Homomorphic image of a Sylow p-subgroup is Sylow p-subgroup.

Let $G$ be finite group and $\phi$ : $G \to H$ be a group epimorphism. If $P$ is a Sylow p-subgroup of $G$ then $\phi(P)$ is a Sylow p-subgroup of $H$.

It looks very simple but I'm stuck here.

Let $\lvert P\rvert=p^{k}$. Clearly $\lvert \phi(P)\rvert=p^{n}$ where $n\leq k$. Suppose $\phi(P)$ is not a maximal p-subgroup in $H$ and let $Q$ be a maximal p-subgroup of $H$ containing $\phi(P)$. Then $\lvert Q\rvert=p^{m}$ where $n<m$ and $\phi^{-1}(Q)$ is strictly larger than $P$.

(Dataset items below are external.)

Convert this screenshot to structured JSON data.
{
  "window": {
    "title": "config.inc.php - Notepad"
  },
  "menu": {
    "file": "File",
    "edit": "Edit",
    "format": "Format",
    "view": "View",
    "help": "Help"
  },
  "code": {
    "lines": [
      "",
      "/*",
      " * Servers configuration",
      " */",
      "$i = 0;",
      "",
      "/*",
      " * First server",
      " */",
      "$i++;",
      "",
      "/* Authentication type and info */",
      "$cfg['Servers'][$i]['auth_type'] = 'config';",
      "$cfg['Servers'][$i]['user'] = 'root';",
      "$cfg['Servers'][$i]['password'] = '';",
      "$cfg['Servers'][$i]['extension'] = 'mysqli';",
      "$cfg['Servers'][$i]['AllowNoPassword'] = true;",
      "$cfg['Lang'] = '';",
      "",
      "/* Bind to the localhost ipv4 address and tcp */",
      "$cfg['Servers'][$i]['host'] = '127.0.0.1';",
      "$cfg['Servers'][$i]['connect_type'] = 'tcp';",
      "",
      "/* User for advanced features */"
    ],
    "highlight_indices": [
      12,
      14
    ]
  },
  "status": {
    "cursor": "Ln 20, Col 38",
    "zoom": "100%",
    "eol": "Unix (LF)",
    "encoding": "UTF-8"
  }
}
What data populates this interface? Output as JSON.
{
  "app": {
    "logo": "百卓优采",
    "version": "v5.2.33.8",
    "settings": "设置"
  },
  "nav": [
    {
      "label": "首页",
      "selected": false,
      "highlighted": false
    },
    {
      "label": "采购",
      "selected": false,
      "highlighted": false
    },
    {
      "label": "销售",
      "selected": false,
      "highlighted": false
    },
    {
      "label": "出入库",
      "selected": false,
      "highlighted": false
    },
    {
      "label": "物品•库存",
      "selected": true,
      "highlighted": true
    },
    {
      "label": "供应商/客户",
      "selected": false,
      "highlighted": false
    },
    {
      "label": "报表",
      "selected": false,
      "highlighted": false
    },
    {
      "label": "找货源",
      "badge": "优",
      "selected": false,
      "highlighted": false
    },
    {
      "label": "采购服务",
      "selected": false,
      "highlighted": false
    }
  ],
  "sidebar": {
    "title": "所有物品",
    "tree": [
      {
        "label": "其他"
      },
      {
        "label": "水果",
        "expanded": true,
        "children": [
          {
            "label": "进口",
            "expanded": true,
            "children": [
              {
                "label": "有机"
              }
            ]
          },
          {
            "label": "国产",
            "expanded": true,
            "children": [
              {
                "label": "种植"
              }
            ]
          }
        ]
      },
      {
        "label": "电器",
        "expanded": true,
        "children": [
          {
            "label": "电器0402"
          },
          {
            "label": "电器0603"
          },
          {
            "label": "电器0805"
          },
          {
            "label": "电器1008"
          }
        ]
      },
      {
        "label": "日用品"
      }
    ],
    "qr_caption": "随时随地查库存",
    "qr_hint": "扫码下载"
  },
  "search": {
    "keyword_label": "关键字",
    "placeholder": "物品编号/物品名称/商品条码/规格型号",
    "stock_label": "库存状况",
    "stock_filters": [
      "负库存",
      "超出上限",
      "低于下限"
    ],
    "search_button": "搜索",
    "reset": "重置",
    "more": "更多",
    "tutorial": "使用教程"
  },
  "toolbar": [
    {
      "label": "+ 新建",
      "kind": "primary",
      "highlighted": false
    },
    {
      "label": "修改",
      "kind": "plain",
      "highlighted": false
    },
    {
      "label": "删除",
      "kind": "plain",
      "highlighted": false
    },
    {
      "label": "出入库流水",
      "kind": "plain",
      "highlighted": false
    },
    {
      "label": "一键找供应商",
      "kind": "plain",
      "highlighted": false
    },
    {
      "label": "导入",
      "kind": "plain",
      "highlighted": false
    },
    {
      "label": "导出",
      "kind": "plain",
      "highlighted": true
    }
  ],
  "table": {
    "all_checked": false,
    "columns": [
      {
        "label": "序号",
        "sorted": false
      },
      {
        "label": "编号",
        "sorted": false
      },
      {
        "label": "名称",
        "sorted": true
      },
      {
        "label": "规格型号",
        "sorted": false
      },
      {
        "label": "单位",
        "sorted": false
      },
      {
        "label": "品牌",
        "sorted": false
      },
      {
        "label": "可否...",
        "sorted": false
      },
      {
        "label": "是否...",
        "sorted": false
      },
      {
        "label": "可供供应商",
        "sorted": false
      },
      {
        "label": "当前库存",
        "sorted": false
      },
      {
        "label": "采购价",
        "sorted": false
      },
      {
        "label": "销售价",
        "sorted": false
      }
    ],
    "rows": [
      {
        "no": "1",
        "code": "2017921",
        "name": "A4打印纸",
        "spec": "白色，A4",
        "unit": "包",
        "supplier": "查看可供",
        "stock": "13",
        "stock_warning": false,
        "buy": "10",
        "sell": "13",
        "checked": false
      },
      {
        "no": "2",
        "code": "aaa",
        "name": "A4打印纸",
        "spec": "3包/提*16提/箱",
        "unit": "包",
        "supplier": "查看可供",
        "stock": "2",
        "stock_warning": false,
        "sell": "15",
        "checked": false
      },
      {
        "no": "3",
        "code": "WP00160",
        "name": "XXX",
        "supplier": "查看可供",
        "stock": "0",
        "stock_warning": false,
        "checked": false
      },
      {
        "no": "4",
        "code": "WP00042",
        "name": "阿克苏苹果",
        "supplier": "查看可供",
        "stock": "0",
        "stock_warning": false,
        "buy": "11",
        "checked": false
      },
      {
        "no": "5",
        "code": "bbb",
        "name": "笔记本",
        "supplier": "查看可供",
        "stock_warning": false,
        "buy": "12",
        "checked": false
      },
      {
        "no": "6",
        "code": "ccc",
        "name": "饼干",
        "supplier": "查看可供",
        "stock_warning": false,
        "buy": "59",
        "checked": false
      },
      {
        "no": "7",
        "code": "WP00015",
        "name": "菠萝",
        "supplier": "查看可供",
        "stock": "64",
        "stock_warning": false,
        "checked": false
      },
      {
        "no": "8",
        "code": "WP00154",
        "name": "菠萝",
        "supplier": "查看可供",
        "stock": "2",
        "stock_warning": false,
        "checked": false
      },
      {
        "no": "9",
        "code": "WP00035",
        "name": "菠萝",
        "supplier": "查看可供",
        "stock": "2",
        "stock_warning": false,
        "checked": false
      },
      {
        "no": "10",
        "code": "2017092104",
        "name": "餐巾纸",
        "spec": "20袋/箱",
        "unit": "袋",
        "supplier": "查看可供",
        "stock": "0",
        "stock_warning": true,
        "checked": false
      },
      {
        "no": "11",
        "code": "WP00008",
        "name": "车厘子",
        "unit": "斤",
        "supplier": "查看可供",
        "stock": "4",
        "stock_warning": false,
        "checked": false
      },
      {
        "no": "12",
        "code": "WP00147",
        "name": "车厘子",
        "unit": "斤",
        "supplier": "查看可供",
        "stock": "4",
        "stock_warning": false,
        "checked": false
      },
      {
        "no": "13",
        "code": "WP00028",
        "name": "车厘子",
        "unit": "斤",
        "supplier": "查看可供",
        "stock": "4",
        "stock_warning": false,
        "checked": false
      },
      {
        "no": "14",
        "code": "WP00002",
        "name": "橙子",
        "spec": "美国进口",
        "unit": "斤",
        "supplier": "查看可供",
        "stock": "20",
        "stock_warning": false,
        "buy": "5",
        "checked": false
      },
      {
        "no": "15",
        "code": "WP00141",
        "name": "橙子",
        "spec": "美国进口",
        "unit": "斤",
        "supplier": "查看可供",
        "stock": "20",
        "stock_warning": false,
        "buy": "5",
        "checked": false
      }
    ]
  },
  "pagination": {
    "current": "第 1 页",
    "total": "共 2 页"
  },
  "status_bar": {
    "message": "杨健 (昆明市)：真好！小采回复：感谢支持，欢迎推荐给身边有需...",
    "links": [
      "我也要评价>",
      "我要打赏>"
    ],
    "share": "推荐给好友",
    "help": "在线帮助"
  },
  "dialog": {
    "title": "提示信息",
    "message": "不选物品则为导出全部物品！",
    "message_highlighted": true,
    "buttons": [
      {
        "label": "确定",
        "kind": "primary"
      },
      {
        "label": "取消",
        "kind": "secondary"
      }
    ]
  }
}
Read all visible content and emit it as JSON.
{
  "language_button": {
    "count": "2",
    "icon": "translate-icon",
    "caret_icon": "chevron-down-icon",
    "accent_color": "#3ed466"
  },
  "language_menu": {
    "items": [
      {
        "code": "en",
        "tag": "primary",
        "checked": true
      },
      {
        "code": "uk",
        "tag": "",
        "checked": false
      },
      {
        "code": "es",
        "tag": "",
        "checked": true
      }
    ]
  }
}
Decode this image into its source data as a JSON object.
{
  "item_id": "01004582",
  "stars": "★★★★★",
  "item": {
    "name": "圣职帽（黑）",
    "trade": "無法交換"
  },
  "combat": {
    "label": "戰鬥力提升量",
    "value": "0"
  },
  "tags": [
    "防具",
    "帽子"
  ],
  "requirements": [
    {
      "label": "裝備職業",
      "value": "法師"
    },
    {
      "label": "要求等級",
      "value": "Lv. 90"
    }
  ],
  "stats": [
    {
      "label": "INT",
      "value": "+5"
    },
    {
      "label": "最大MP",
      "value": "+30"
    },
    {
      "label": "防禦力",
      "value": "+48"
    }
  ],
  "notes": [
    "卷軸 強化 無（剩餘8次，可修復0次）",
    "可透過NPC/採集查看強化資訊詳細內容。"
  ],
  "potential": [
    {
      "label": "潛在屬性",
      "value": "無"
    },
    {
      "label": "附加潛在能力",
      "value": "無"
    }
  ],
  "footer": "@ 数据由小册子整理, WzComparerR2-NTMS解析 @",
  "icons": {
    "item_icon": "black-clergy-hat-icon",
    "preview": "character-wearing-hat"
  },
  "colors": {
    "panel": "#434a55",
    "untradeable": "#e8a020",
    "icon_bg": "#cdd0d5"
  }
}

For the rest of the proof, what can I do? Thanks.

Solution 1:

Hint: by one of the isomorphism theorems $H = \phi(G) \cong G/ker(\phi)$. Write $N=ker(\phi)$. The image of $P$ under $\phi$ is $PN/N$. And this latter group $\cong P/P \cap N$. Can you show from here that $PN/N \in Syl_p(G/N)$?